Deep Autoencoder Neural Networks for Maximal Christmas Decoration Enjoyment

My wife loves decorations. From Valentines Day to Easter to Thanksgiving, our house is adorned with interesting festive items. Her favorite season by far is Christmas. Every December we drive around trying to find the best Christmas lights. Inevitably, there are a few houses with lights that blink with the music, something I’ve always been fascinated with.
Two years ago I embarked on a mission to build my own Christmas Light Show, specifically this is what I had in mind:

  1. Break music up into even sized chunks
  2. Convert each chunk into frequency components using FFT
  3. Bucketize frequencies into the number of light channels
  4. Activate a light channel when the decibels reached a certain threshold:

Light Show Pipeline

A brief Google investigation revealed I had been (thankfully) beaten to the chase. The open source lightshowpi project already had a full pipeline, took like 10 minutes to set up, and already had the FFT parallelized on the Raspberry Pi GPU (so you can apply it to streaming music!). Here is a video of our light show the first year (Christmas tree only):

What I’ve found over the past few years is that while the light show is certainly entertaining (After every song, every year, my kids have a deep expression of joy and clap and congratulate me on my show), I’ve been interested in ways to capture more of the structure of the sound in the blinking lights. The light blinking can be sporadic (especially during very fast parts of the song), and vocals are not always captured very well across vocal range.

Enter: Deep Autoencoder Neural Networks

Autoencoders are intuitive networks that have a simple premise: reconstruct an input from an output while learning a compressed representation of the data. This is accomplished by squeezing the network in the middle, forcing the network to compress x inputs into y intermediate outputs, where x>>y. Here is a nice blog post from the Keras blog that goes into some detail on autoencoders for the mnist dataset.

Generic AutoEncoder

So what exactly are we going to squeeze? Once you’ve processed the signal through the FFT, you can make a spectrogram (check out this super psyched YouTube video)… Time is on the x-axis, frequency is on the y, and the color represents the amplitude for that time/frequency. If you had a tuning fork tuned for a pure A4 note you’d have a solid (in this case red) line at 440Hz. The song we’ll study for the rest of the post is “A Mad Russian’s Christmas” by The Trans Siberian Orchestra, check out the spectrogram:
A Mad Russian's Christmas

I encourage you to look at the spectrogram while you listen to the song, see if you can pick out the different sections. You’ll also notice why our simple heuristic method (frequency buckets + thresholding) doesn’t do a great job capturing the structure of the song. If you look closely at the spectrogram you notice characteristic bands representing the complex sounds span many frequencies.

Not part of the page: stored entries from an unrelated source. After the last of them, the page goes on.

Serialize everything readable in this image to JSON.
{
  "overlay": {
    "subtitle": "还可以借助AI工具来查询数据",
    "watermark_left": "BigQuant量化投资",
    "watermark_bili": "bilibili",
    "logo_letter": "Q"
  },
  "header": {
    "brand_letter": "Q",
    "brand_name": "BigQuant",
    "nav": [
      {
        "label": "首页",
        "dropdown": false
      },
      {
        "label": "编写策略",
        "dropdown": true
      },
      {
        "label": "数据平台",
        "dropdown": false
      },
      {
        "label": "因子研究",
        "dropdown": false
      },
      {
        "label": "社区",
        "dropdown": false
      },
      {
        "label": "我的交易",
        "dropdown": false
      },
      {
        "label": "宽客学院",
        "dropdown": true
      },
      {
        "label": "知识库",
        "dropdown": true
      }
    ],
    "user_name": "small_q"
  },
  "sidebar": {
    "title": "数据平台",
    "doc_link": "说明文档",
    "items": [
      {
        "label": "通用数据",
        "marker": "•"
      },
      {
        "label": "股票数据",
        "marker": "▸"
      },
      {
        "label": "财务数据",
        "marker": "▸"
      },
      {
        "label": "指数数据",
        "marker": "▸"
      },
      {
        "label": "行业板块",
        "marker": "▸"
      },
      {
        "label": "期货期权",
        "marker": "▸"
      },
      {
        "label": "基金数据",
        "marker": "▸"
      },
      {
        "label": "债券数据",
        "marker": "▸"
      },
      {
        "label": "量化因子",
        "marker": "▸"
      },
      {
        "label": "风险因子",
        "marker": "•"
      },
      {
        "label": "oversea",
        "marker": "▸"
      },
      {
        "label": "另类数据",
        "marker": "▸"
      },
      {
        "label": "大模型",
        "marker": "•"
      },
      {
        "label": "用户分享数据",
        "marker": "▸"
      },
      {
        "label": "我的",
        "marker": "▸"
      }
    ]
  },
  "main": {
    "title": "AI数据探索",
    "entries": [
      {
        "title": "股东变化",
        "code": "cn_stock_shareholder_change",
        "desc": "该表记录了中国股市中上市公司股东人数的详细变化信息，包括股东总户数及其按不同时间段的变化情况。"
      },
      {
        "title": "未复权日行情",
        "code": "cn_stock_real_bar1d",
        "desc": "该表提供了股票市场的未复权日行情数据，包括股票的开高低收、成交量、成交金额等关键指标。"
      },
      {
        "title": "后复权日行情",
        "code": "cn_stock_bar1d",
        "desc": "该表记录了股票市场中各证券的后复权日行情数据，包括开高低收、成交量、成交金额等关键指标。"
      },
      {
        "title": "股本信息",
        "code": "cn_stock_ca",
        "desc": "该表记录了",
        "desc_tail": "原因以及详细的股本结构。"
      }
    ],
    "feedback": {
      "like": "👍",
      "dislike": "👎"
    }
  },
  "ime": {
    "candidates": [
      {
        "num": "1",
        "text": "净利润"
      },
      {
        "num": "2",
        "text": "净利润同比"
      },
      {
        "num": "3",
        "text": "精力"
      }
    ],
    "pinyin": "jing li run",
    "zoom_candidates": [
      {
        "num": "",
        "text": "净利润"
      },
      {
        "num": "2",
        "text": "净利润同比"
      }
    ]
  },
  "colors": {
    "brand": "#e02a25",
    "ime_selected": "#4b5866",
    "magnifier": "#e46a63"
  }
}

Since the ultimate goal is to light up different Christmas lights at different rhythms in the song, what we need to do is to learn a compressed representation of the audio input at each time step. The spectrogram works perfectly for this. There are 513 frequency ‘features’ at each time step, so the goal of our autoencoder will be to build an 8-channel representation of each time step (To match the number of light channels). Note that this is essentially a dimensionality reduction technique, and the standard set of algorithms could be applied here (PCA and tSNE are my favorite, perhaps we’ll do another post on those1). Something like this:

Autoencoder For Spectrogram

We’ll train “A Mad Russian’s Christmas” and test on “Christmas Sarajevo”. First, lets get some setup out of the way:

from spectrogramUtils import * #(Check Bitbucket link for this file. Or use pyplot.specgram....)

import pandas as pd
import numpy as np
from sklearn.preprocessing import MinMaxScaler
from matplotlib import pyplot as plt

from keras.layers import Input, Dense, Dropout
## C:\Users\mj514\ANACON~1\lib\site-packages\h5py\ FutureWarning: Conversion of the second argument of issubdtype from `float` to `np.floating` is deprecated. In future, it will be treated as `np.float64 == np.dtype(float).type`.
##   from ._conv import register_converters as _register_converters
## Using TensorFlow backend.
from keras.models import Model

Now, create extract the spectrograms out of the the data. Here is a code snippet that will convert your entire music library into .wav (make sure you have ffmpeg installed first) :

import os, re, subprocess
paths = []
for r, d, f in os.walk('C:/Users/mj514/Music/'):
    for file in f:
        if ".mp3" in file:
            strippedFileName = re.sub('[^A-Za-z0-9-mp3]+', '', file.split('.')[0] )#remove special characters and file ending
            strippedFileName = strippedFileName
            paths.append((r + '/' + file,strippedFileName))
    for aTuple in paths:'ffmpeg -i "{aTuple[0]}" wavs\{aTuple[1]}.wav', shell = True)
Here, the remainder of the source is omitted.